As you can see, using systems with the parameters shown above would increase the amount of product obtained from the same number of bacteria by orders of magnitude and would therefore be highly beneficial to a bioremediation system. Future work could definitely involve modelling these reactions and investigating the potential benefits before the wet lab work begins.

Reference:

1.  Mathews, C.K.; van Holde, K.E.; Ahern, K.G. (10 Dec 1999). Biochemistry (3 ed.). Prentice Hall. ISBN 978-0-8053-3066-3.

How could we measure the pH?

As we’ve built the model predicting the pH change very accurately, we have been thinking about how to use this system change to our advantage. There are two viable options that we’ve considered.

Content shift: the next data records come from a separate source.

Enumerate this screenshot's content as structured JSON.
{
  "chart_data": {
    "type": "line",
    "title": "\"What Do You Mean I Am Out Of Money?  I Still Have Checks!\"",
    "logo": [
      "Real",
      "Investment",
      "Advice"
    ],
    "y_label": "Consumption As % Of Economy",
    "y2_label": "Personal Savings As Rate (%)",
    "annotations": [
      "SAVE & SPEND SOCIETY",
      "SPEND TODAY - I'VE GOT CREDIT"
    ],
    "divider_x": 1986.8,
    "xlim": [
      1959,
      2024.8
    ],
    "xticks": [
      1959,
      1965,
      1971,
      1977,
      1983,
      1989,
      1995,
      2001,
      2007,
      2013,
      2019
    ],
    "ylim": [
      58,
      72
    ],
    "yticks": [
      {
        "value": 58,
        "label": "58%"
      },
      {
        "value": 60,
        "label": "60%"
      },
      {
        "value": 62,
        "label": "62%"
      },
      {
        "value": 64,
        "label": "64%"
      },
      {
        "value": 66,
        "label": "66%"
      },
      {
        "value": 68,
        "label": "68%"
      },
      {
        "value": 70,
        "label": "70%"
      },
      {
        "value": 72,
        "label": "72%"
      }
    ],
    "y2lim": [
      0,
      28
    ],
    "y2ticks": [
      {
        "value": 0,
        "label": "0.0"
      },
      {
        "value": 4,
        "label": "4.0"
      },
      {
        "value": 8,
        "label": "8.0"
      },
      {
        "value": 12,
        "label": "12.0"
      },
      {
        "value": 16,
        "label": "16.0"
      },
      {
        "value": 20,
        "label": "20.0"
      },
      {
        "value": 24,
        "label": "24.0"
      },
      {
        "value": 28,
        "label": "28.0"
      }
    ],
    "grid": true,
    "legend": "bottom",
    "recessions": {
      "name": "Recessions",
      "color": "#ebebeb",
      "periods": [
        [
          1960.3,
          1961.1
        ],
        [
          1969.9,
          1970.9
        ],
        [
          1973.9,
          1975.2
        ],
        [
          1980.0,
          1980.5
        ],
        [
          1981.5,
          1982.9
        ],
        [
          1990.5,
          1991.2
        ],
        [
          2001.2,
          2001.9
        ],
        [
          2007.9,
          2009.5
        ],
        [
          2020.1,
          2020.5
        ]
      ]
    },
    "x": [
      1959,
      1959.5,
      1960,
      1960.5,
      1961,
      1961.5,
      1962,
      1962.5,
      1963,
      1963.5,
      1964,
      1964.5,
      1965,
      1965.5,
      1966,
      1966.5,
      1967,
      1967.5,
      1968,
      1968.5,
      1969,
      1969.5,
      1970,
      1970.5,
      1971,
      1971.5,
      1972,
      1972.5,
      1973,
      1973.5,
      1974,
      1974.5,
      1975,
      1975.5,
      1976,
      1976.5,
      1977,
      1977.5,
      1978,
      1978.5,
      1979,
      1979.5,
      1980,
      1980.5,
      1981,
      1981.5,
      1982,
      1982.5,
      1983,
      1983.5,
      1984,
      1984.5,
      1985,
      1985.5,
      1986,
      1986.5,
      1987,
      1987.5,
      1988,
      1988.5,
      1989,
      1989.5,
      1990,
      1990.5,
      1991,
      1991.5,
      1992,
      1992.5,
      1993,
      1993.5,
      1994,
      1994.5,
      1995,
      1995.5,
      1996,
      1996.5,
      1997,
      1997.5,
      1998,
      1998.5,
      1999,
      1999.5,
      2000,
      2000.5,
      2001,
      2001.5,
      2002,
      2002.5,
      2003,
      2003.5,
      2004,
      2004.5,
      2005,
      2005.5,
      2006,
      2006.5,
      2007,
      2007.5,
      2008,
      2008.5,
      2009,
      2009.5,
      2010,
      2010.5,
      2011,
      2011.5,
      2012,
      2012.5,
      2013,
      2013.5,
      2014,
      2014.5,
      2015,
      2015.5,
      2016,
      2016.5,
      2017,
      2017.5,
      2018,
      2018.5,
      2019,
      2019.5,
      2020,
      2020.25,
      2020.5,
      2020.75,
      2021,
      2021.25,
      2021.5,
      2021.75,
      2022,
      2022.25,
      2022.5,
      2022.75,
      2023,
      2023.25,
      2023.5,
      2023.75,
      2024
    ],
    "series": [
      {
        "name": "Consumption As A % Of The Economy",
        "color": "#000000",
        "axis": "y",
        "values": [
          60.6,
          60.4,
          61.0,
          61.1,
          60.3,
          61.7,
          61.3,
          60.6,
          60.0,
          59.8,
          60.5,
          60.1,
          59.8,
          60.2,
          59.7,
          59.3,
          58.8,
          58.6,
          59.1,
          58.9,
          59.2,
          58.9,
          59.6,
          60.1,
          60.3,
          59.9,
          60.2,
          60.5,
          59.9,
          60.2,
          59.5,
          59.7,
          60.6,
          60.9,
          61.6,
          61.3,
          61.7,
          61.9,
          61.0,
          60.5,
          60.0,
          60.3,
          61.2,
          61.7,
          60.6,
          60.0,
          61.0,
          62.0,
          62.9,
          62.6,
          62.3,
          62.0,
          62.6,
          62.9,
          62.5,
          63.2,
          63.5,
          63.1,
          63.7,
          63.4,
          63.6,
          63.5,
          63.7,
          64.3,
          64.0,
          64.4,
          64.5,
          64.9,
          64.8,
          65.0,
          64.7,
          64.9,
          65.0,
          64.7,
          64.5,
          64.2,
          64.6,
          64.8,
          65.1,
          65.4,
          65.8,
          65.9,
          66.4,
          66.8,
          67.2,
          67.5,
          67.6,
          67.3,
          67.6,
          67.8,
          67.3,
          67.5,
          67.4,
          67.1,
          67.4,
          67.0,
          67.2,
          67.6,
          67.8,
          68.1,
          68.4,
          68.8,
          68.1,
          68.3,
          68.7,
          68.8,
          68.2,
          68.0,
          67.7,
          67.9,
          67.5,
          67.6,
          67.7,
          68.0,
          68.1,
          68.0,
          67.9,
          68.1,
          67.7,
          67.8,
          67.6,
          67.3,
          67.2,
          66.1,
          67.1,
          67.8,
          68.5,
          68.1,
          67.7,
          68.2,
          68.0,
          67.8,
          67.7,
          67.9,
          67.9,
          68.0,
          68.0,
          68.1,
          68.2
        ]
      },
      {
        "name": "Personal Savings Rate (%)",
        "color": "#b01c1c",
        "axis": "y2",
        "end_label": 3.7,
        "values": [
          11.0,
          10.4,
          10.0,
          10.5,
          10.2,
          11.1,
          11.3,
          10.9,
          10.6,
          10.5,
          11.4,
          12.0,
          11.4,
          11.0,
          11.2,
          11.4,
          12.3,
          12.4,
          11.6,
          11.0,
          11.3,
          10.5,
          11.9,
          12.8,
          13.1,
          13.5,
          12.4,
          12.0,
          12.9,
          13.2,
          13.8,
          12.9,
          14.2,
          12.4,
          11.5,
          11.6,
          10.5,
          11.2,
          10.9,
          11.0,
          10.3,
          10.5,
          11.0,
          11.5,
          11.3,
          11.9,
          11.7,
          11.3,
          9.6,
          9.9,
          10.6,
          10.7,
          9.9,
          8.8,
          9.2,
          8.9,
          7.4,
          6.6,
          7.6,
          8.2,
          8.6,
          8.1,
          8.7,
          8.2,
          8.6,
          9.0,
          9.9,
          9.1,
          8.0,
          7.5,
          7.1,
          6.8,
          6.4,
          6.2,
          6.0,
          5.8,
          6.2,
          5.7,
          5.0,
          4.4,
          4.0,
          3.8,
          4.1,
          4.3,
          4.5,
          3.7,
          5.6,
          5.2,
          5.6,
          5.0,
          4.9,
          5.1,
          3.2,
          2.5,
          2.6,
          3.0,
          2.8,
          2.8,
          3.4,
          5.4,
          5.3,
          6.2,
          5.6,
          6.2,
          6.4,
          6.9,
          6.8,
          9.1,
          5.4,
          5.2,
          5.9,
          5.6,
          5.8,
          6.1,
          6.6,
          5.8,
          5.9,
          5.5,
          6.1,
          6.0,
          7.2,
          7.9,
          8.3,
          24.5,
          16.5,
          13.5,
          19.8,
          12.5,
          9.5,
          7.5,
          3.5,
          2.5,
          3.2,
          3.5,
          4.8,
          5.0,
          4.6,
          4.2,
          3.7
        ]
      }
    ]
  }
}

By using a pH indicator that changes colour at a pH of around 6, we could use the same electronics that we’ve developed for detecting the fluorescence of the sfGFP in the biosensor to detect the colour change, and therefore the point at which the pH becomes dangerously low. This has the advantage of making the biosensor very user friendly while keeping the system cheap. The other option is to use a commercially available digital pH meter to signal a warning when the pH gets too low. This could require occasional maintenance of the pH sensor, but would have the advantage of being more accurate.

How is the pH useful?

The pH in our system is an indirect measure of the amount of DCM that we’ve degraded. It is therefore possible to calculate the required amount of water that has to be added to a certain amount of DCM to ensure the pH remains neutral. If no buffer solution is added, initial calculations (see the graph) indicate that there is a very big difference between the relative volumes of the amount of DCM added and the volume of the aqueous layer. This highlights the importance of using a pH buffer solution in the aqueous layer.

Therefore, the system that detects the amount of DCM that we’ve degraded could link the digital pH read-out to the initial amount of water added.